- The Washington Times - Tuesday, October 30, 2001

The Consumer Product Safety Commission has a popular boyhood product lined up in its cross hairs.
Safety concerns surrounding the Daisy air rifle, one of the nation's oldest and most recognized BB guns, could spark a recall of as many as 9 million air rifles.
CPSC Chairman Ann Brown and commissioners Mary Sheila Gall and Thomas Moore are set to vote today on the issue. A press conference is set for 2 p.m.
It is unclear how Miss Gall, a Republican, and Mr. Moore, a Democrat, will vote, although Mr. Moore may be the deciding vote, given the differences between Miss Gall and Mrs. Brown on past decisions. Miss Gall was President Bush's nominee to replace Mrs. Brown, but her nomination was shot down after strong opposition from Democrats led by Sen. Hillary Rodham Clinton, New York Democrat. Mrs. Brown announced that she would resign by Nov. 1 unless another chairman was nominated and approved.
CPSC officials did not return calls yesterday requesting comment.
Industry observers say Mrs. Brown is pushing for the recall as a last hurrah. Upon announcing her resignation on Aug. 8, she referred to "a major recall of [or lawsuit regarding] a very dangerous product that kills and maims children" as one of her final actions.
At issue is the safety of Daisy's higher-powered air rifles, not the popular Red Ryder BB gun that is now considered a classic. Daisy air guns are made by the Daisy Manufacturing Co., based in Rogers, Ark.
Those calling for a recall say the high-powered guns have design flaws that might lead users to believe the gun is not loaded when it is. BB's may also become stuck inside the gun's chamber. These are the same concerns laid out by lawyers in a 1999 case involving a 16-year-old Pennsylvania boy who received permanent brain damage after a friend accidentally shot him in the head using a Daisy Model 856. Daisy settled the suit earlier this year for $18 million.
A potential recall of Daisy air rifles and similar guns has those in the shooting sports industry trembling.
"It's going to put a lot of air-gun companies out of business," said Jim Chambers, vice president of government affairs for the National Shooting Sports Foundation. "They can't afford to put out a recall on millions and millions of legitimately safe firearms."

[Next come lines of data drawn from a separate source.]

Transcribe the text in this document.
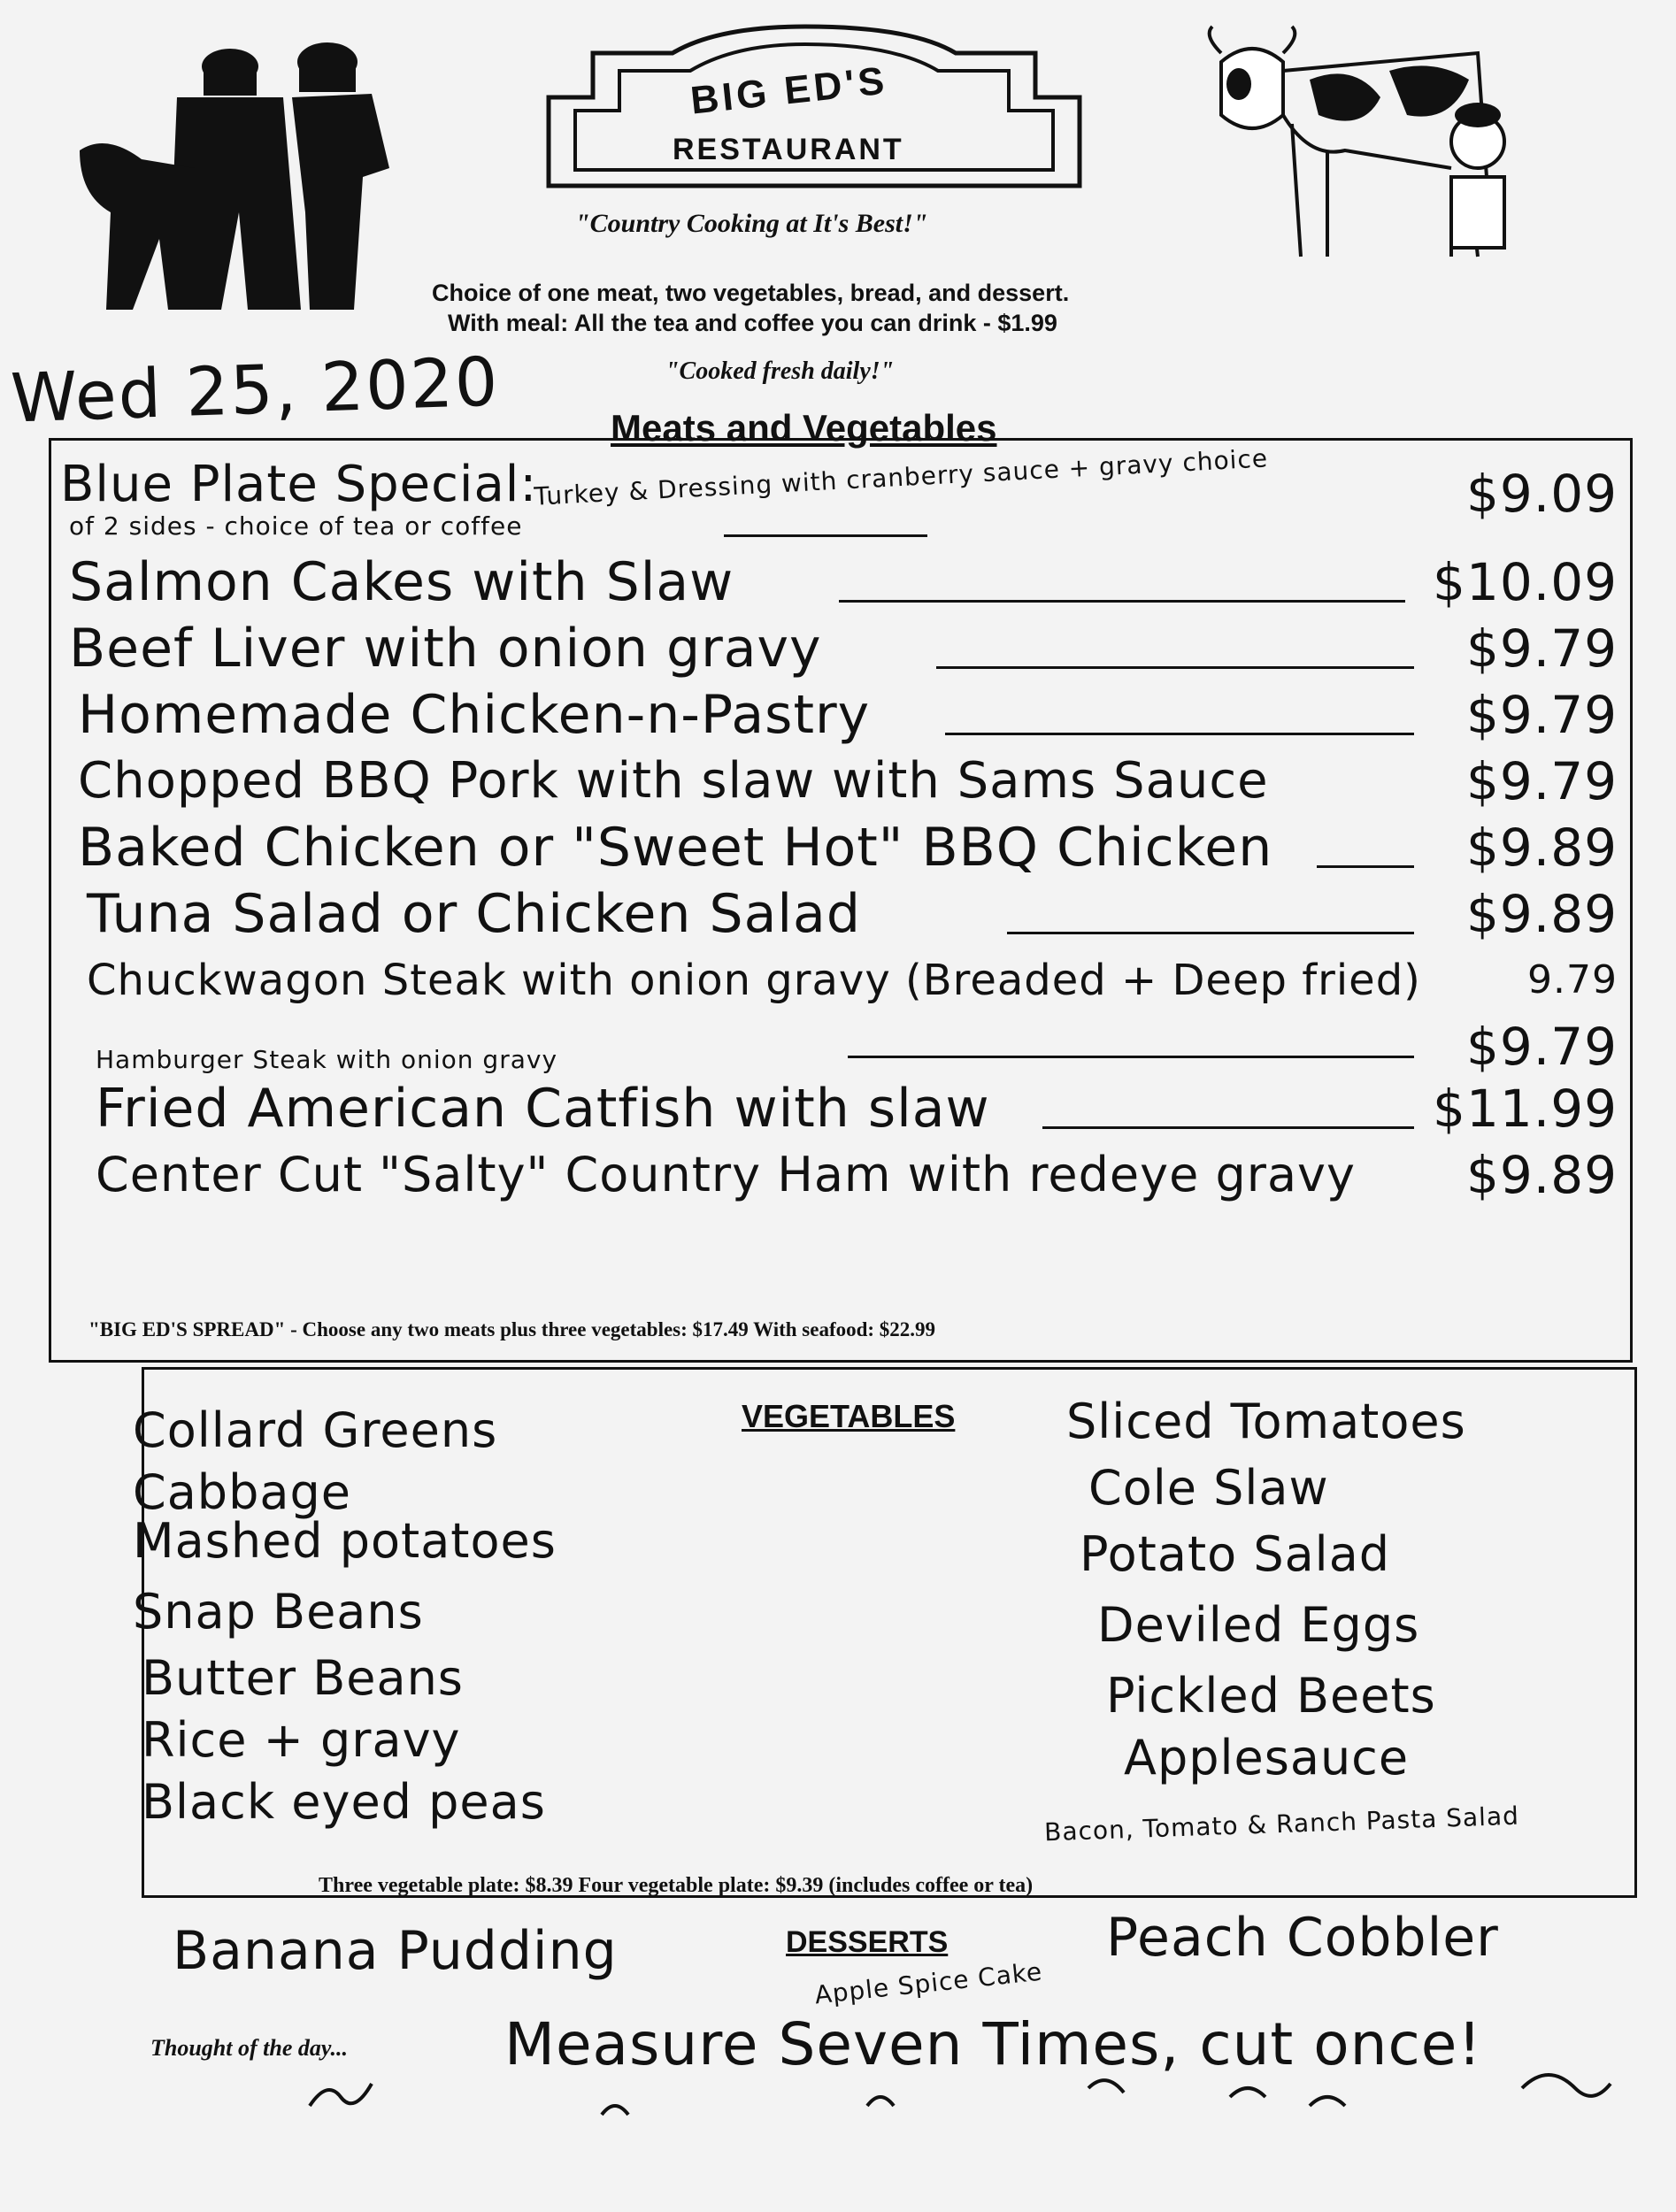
BIG ED'S
RESTAURANT
"Country Cooking at It's Best!"
Choice of one meat, two vegetables, bread, and dessert.
With meal: All the tea and coffee you can drink - $1.99
"Cooked fresh daily!"
Wed 25, 2020	Meats and Vegetables
Blue Plate Special:
Turkey & Dressing with cranberry sauce + gravy choice	$9.09
of 2 sides - choice of tea or coffee
Salmon Cakes with Slaw	$10.09
Beef Liver with onion gravy	$9.79
Homemade Chicken-n-Pastry	$9.79
Chopped BBQ Pork with slaw with Sams Sauce	$9.79
Baked Chicken or "Sweet Hot" BBQ Chicken	$9.89
Tuna Salad or Chicken Salad	$9.89
Chuckwagon Steak with onion gravy (Breaded + Deep fried)	9.79
Hamburger Steak with onion gravy	$9.79
Fried American Catfish with slaw	$11.99
Center Cut "Salty" Country Ham with redeye gravy $9.89
"BIG ED'S SPREAD" - Choose any two meats plus three vegetables: $17.49 With seafood: $22.99
VEGETABLES
Collard Greens
Cabbage
Mashed potatoes
Snap Beans
Butter Beans
Rice + gravy
Black eyed peas
Sliced Tomatoes
Cole Slaw
Potato Salad
Deviled Eggs
Pickled Beets
Applesauce
Bacon, Tomato & Ranch Pasta Salad
Three vegetable plate: $8.39 Four vegetable plate: $9.39 (includes coffee or tea)
DESSERTS
Banana Pudding	Peach Cobbler
Apple Spice Cake
Thought of the day...	Measure Seven Times, cut once!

Mr. Chambers and others in the industry insist air-gun manufacturers have done a good job policing themselves by creating a voluntary standard requiring air guns to meet drop test, trigger pull and packaging standards. But other aspects of the guns, including the gravity-load design and lack of an automatic safety mechanism are now at issue.
"A BB gun with an automatic safety makes no sense whatsoever," Mr. Chambers said. He went on to say that "the CPSC has absolutely no business being involved with the air-gun industry."
There are also fears within the industry that any recall could be expanded to include all of the more powerful air guns that shoot BBs faster than 350 feet per second. All of the 100 million BB guns on the market might even be targeted, industry leaders feared.
Air-gun industry representatives point to a 1996 ruling by the CPSC that deemed the Daisy Model 880 without defect after a two-year investigation.
"They concluded the guns are not defective," Mr. Chambers said. "We don't quite understand what their logic is."
But attorneys for Tucker Mahoney, the injured boy, say it was the Daisy Model 856, not Model 880 that is defective.
"We know a … lot more now about how BB's get stuck and where," said Andrew Youman, a lawyer with the Philadelphia law firm of Kline and Specter.
Mr. Youman and his colleague, attorney Shanin Specter, urged the CPSC to take another look at the gun last year, and were particularly concerned about the gun's power. The Daisy Air Rifle 856 can fire a BB about 750 feet per second, which was powerful enough to become imbedded 3 centimeters into the skull of the Mahoney boy. The CPSC reports that an average of four persons die each year as a result of BB guns or pellet rifles.
"At 350 feet per second, it can penetrate the skin. And there's always a sliding scale of damage that can be done," Mr. Youman said.
But limiting velocity on guns may come with serious resistance; the minimum suggested power for air-gun target shooting is 750 feet per second, according to the American Airgun Field Target Association.